We also know a bit about the dodo’s reproductive abilities. Typical of an extinct animal, it wasn’t particularly effective when comparing it to something like a mouse that can foster several babies per litter up to 10 times per year. The dodo laid a single egg and raised a single offspring, presumably to adulthood. Whether or not it had any more after that one is totally unknown, but that means it took two dodos to make one dodo, which could effectively halve the population every time the parents died. That likely wasn’t the case, but… We can’t really know for sure. Most birds will lay several eggs to mitigate high mortality rates. The dodo was probably just unfortunate enough to be stuck between: “I’m a small bird with hyperactive oviducts” and “I’m a big bird that needs to eat a lot to make new birds.”

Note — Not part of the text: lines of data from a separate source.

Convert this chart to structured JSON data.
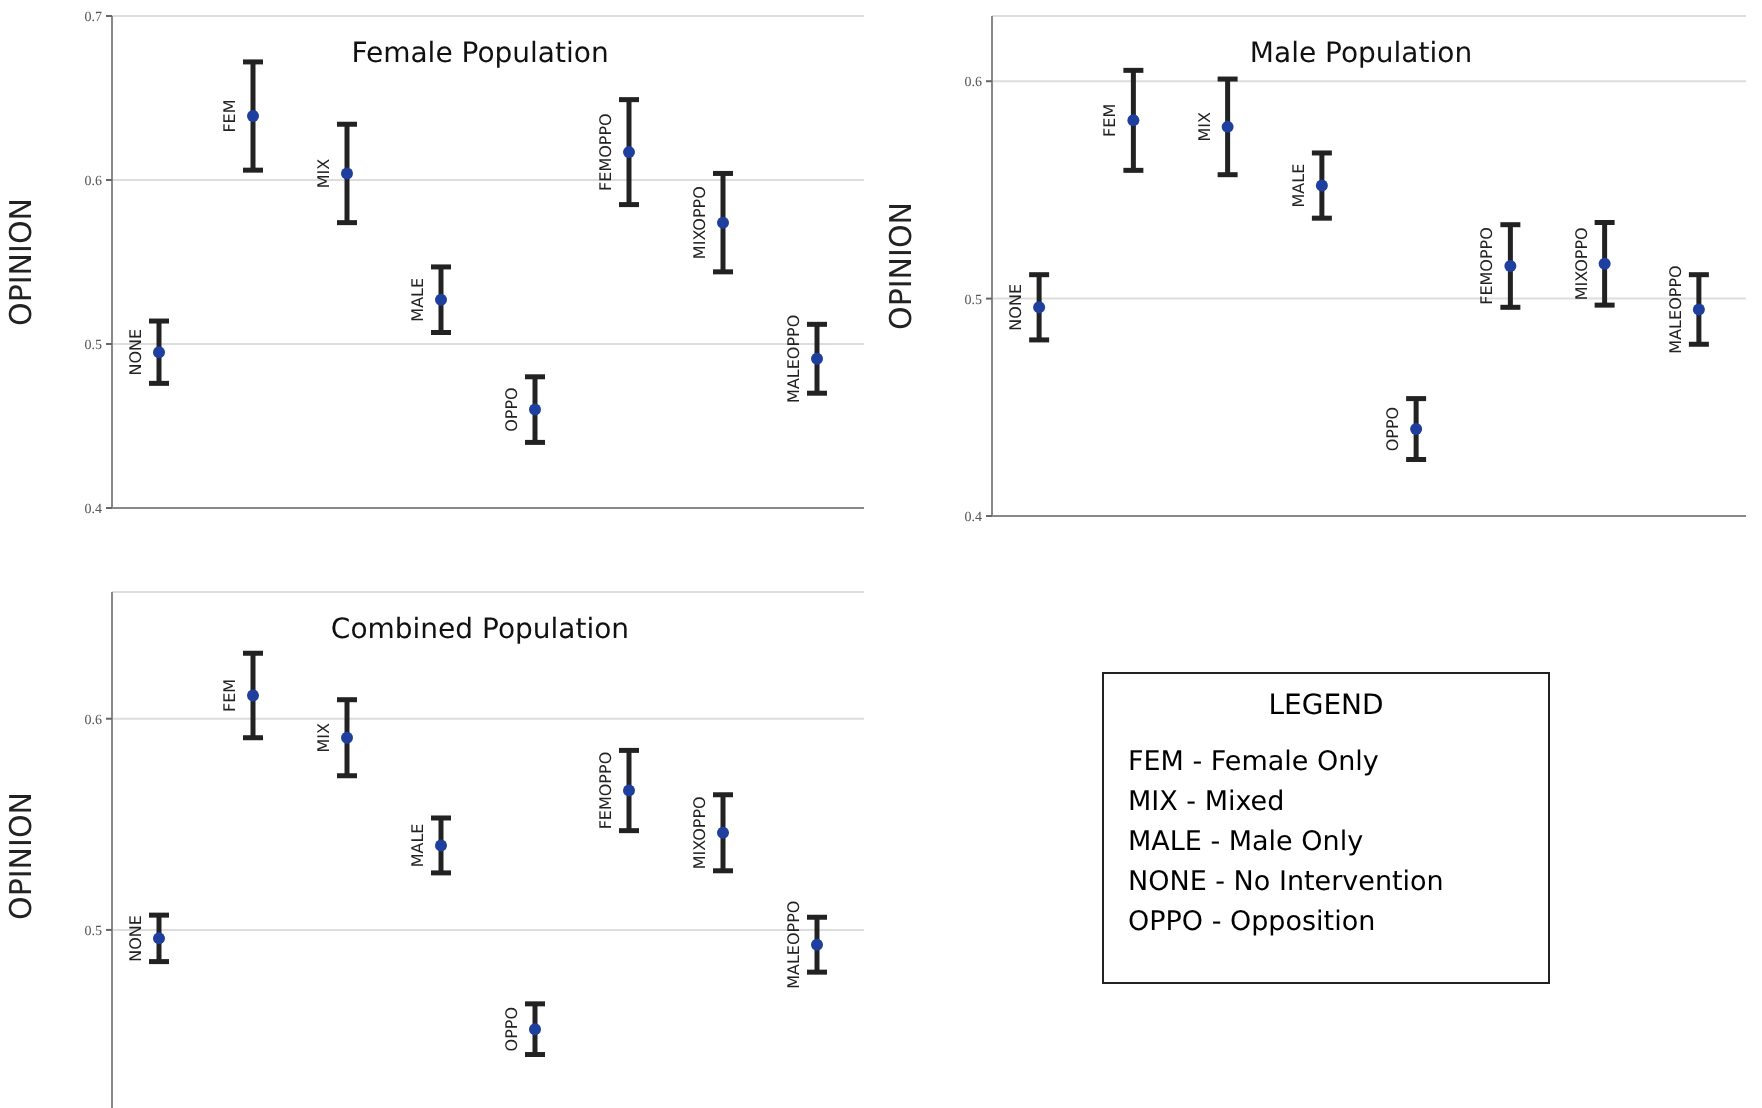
{
  "chart_data": [
    {
      "type": "scatter",
      "title": "Female Population",
      "ylabel": "OPINION",
      "categories": [
        "NONE",
        "FEM",
        "MIX",
        "MALE",
        "OPPO",
        "FEMOPPO",
        "MIXOPPO",
        "MALEOPPO"
      ],
      "tick_labels": "y",
      "grid": "y",
      "marker": "circle",
      "ylim": [
        0.4,
        0.7
      ],
      "yticks": [
        0.4,
        0.5,
        0.6,
        0.7
      ],
      "series": [
        {
          "color": "#1f3f9f",
          "values": [
            0.495,
            0.639,
            0.604,
            0.527,
            0.46,
            0.617,
            0.574,
            0.491
          ],
          "errors": [
            0.019,
            0.033,
            0.03,
            0.02,
            0.02,
            0.032,
            0.03,
            0.021
          ]
        }
      ]
    },
    {
      "type": "scatter",
      "title": "Male Population",
      "ylabel": "OPINION",
      "categories": [
        "NONE",
        "FEM",
        "MIX",
        "MALE",
        "OPPO",
        "FEMOPPO",
        "MIXOPPO",
        "MALEOPPO"
      ],
      "tick_labels": "y",
      "grid": "y",
      "marker": "circle",
      "ylim": [
        0.4,
        0.63
      ],
      "yticks": [
        0.4,
        0.5,
        0.6
      ],
      "series": [
        {
          "color": "#1f3f9f",
          "values": [
            0.496,
            0.582,
            0.579,
            0.552,
            0.44,
            0.515,
            0.516,
            0.495
          ],
          "errors": [
            0.015,
            0.023,
            0.022,
            0.015,
            0.014,
            0.019,
            0.019,
            0.016
          ]
        }
      ]
    },
    {
      "type": "scatter",
      "title": "Combined Population",
      "ylabel": "OPINION",
      "categories": [
        "NONE",
        "FEM",
        "MIX",
        "MALE",
        "OPPO",
        "FEMOPPO",
        "MIXOPPO",
        "MALEOPPO"
      ],
      "tick_labels": "y",
      "grid": "y",
      "marker": "circle",
      "ylim": [
        0.41,
        0.66
      ],
      "yticks": [
        0.5,
        0.6
      ],
      "series": [
        {
          "color": "#1f3f9f",
          "values": [
            0.496,
            0.611,
            0.591,
            0.54,
            0.453,
            0.566,
            0.546,
            0.493
          ],
          "errors": [
            0.011,
            0.02,
            0.018,
            0.013,
            0.012,
            0.019,
            0.018,
            0.013
          ]
        }
      ]
    },
    {
      "type": "other",
      "title": "LEGEND",
      "annotations": [
        "FEM - Female Only",
        "MIX - Mixed",
        "MALE - Male Only",
        "NONE - No Intervention",
        "OPPO - Opposition"
      ]
    }
  ]
}
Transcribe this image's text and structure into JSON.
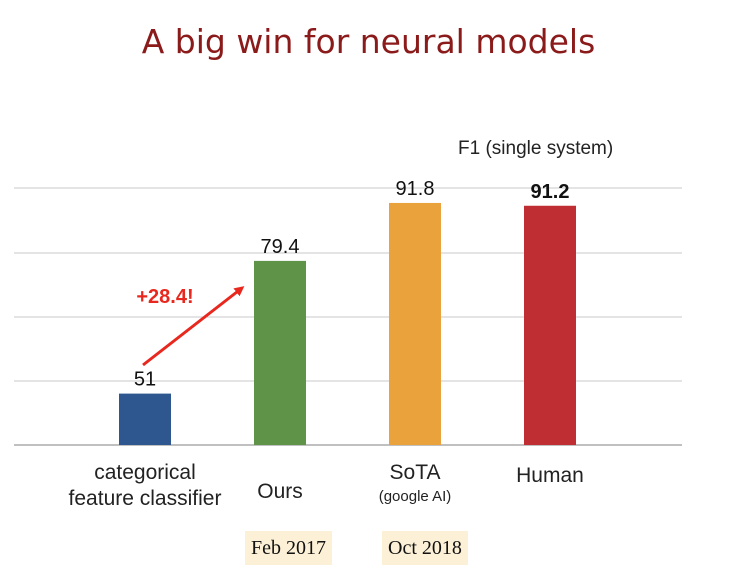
{
  "title": "A big win for neural models",
  "chart_data": {
    "type": "bar",
    "title": "A big win for neural models",
    "legend_note": "F1 (single system)",
    "categories": [
      "categorical feature classifier",
      "Ours",
      "SoTA",
      "Human"
    ],
    "category_lines": [
      [
        "categorical",
        "feature classifier"
      ],
      [
        "Ours"
      ],
      [
        "SoTA"
      ],
      [
        "Human"
      ]
    ],
    "category_sublabels": [
      "",
      "",
      "(google AI)",
      ""
    ],
    "values": [
      51,
      79.4,
      91.8,
      91.2
    ],
    "value_labels": [
      "51",
      "79.4",
      "91.8",
      "91.2"
    ],
    "bar_colors": [
      "#2f578f",
      "#5f9448",
      "#e9a23c",
      "#bf2e32"
    ],
    "ylim": [
      40,
      95
    ],
    "grid": true,
    "annotation": {
      "text": "+28.4!",
      "color": "#e8281e"
    },
    "dates": [
      "Feb 2017",
      "Oct 2018"
    ]
  }
}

Despite the species’ fragility, we do know that it was particularly hardy when being transported, as for some time the dodo was transported by humans from its habitat to exhibits around the world. Equipped with a beak that could easily crack hard nuts and shear through the soft skin of fruits, dodos were fed all sorts of things on sea voyages during their transports. Whether or not these transports stressed the dodos too much to breed, or humans just didn’t allow them to breed,we may never know. A lot about the dodo is a big question mark.
The dodo is, if nothing else, a rallying cry for animals facing extinction today. The fact that we know so little about something that died out so recently is pretty depressing, and if it’s in our power to stop another animal from facing the dodo’s fate because of something humans are doing, we should do whatever we can to preserve and foster it, and if it’s too late, we should at least learn everything we can about it to prevent that from happening to its closest relatives.
If you want a fun lens for extinction, (Never thought I’d say that) I would suggest checking out some of Ralph Steadman’s books, including “Nextinction”, or “Extinct Boids” that showcases the mysterious dodo with quirky art and facts. You don’t even need to buy them, just check the library’s online catalog and click “Place Hold”.
Just remember: The dodo didn’t read. The dodo is also extinct.